Will ends his column by calling for an end to the boycott of Cuba:

“Today, U.S. policy of isolating Cuba by means of economic embargoes and travel restrictions serves two Castro goals: It provides an alibi for Cuba's social conditions and it insulates Cuba from some of the political and cultural forces that brought down communism in Eastern Europe. The 11th president, Barack Obama, who was born more than two years after Castro seized power, might want to rethink this policy, now that even Castro is having second thoughts about fundamentals.”
All very well and good, but Will offers no answer to the all important question: What possible objection can Mr.
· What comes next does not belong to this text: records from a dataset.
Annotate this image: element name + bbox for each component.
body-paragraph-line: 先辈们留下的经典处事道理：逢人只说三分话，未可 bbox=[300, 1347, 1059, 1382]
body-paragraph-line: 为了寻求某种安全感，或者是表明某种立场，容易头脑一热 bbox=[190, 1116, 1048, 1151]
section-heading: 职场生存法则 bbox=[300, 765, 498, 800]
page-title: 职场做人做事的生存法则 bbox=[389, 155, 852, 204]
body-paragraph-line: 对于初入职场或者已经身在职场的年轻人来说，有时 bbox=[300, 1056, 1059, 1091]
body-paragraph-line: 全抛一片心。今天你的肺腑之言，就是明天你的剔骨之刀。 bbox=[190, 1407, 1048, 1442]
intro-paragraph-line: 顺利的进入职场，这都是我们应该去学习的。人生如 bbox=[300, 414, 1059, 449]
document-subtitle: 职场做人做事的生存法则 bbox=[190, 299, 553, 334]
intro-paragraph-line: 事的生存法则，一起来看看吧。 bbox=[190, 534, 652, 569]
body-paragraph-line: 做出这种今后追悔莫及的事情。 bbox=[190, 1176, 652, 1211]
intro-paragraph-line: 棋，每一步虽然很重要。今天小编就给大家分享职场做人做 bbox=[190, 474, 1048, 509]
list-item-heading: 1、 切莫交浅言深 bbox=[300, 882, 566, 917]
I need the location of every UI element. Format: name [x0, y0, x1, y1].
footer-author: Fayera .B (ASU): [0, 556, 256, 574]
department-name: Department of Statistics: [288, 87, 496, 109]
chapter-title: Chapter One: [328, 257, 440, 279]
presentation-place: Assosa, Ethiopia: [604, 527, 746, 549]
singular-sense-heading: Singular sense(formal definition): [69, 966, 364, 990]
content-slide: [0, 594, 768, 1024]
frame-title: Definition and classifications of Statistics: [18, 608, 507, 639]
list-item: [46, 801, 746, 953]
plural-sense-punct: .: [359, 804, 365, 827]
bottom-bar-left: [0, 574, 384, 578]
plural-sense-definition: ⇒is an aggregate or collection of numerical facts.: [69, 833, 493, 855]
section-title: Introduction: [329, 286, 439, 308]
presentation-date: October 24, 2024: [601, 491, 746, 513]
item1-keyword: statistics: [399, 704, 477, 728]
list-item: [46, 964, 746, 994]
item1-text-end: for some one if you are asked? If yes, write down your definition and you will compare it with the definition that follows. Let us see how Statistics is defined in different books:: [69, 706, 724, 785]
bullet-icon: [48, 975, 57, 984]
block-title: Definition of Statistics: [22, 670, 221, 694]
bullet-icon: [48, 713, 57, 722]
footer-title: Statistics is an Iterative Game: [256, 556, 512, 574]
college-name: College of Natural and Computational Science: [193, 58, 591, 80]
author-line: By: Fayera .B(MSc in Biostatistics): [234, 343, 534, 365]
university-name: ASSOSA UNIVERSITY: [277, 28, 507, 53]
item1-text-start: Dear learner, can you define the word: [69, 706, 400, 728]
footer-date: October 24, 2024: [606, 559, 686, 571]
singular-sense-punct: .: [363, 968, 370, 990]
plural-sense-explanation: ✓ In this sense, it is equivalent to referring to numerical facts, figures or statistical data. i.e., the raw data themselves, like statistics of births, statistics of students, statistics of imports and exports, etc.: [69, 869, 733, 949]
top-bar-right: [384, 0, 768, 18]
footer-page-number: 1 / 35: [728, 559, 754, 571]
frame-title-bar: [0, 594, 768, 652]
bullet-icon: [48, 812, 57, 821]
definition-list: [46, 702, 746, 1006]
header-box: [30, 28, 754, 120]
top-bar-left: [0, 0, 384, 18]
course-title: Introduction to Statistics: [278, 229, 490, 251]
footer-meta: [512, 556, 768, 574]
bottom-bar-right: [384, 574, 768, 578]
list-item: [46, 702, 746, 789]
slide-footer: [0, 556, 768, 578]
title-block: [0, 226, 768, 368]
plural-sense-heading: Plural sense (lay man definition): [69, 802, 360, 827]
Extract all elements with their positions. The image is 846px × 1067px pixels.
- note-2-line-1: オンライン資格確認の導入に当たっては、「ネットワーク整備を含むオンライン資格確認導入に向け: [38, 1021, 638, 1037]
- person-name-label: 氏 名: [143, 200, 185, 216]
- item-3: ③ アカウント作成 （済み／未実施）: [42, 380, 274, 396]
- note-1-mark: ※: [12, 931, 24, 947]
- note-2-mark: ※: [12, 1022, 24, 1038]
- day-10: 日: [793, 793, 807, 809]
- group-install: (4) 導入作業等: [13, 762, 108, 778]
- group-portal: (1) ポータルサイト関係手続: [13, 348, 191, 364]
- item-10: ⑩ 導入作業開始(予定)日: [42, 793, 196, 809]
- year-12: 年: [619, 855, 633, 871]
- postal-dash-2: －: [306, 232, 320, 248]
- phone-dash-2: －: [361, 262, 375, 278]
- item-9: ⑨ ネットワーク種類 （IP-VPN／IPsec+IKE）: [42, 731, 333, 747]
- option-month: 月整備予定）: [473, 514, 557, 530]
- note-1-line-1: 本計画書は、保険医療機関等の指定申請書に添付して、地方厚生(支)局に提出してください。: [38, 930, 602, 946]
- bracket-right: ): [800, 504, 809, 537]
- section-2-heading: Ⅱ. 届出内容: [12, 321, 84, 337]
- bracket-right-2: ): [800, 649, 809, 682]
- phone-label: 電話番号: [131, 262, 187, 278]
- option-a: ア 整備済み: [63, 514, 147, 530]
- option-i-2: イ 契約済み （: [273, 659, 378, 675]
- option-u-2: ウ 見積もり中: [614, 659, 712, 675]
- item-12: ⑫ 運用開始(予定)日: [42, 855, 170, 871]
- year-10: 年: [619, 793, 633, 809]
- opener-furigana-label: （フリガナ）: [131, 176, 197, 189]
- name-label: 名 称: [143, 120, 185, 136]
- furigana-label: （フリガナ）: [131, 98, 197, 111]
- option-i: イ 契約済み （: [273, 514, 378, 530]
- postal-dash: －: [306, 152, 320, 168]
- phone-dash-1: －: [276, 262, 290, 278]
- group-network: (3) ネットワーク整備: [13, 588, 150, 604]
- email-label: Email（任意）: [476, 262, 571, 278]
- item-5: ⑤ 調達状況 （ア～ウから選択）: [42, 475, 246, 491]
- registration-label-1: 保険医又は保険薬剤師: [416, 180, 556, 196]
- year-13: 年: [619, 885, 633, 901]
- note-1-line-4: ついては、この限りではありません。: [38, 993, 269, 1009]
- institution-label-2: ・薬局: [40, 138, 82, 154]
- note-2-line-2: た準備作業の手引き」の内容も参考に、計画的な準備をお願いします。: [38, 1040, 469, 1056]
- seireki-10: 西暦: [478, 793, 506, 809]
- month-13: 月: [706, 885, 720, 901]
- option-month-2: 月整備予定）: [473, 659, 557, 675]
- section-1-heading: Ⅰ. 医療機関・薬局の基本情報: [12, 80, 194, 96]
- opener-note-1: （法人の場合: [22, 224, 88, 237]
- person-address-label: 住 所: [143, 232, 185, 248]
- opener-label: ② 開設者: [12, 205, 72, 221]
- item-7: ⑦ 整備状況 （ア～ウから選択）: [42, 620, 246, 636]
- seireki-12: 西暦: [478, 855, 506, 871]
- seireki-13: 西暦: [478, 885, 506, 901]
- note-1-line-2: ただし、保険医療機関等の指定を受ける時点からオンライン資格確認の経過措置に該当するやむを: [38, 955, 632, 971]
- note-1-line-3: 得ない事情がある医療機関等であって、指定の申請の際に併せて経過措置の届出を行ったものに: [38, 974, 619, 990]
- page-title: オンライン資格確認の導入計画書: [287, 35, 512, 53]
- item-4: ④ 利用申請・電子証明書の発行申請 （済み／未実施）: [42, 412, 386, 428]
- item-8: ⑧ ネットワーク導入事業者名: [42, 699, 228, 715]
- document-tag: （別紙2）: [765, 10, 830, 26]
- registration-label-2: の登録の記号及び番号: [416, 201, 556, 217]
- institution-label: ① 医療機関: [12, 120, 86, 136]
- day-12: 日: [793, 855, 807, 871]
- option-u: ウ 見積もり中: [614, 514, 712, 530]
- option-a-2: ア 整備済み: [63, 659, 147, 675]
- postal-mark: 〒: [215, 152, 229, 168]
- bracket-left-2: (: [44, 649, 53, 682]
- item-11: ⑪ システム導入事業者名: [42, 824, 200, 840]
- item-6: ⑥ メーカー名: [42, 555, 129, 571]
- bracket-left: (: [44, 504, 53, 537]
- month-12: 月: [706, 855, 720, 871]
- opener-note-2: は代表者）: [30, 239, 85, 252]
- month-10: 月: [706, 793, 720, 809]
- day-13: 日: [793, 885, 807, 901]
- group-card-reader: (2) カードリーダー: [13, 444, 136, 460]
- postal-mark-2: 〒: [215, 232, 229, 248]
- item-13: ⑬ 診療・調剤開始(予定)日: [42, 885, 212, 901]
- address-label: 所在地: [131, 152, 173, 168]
Obama have to Castro’s anti-business model?

Comments

Bruce Rubenstein said…
Don...Obama has objected to Cuba's "model" numerous times, both when he was campaigning and subsequent to the campaign.This 50 plus years of the embargo hasn't helped the suffering Cuban citizens as much as it has helped prop up the Castro brothers by giving them an enemy to organize against.Anyone who deals in political logic would hopefully agree that the embargo hasn't worked and that it is time to get rid of it.I prefer that we establish normal relations with Cuba, with the hope that as the Cuban citizens see how we live, they will want to live like us.The more Cuban citizens that come in contact with us and see how we live the more likely the chance for fundamental change in Cuba.
Don Pesci said…
George Will agrees with you. My personal preference is to wait until the devils drag both Castro brothers off to the socialist quarentine in Hell they so richly deserve. I may be over-ruled.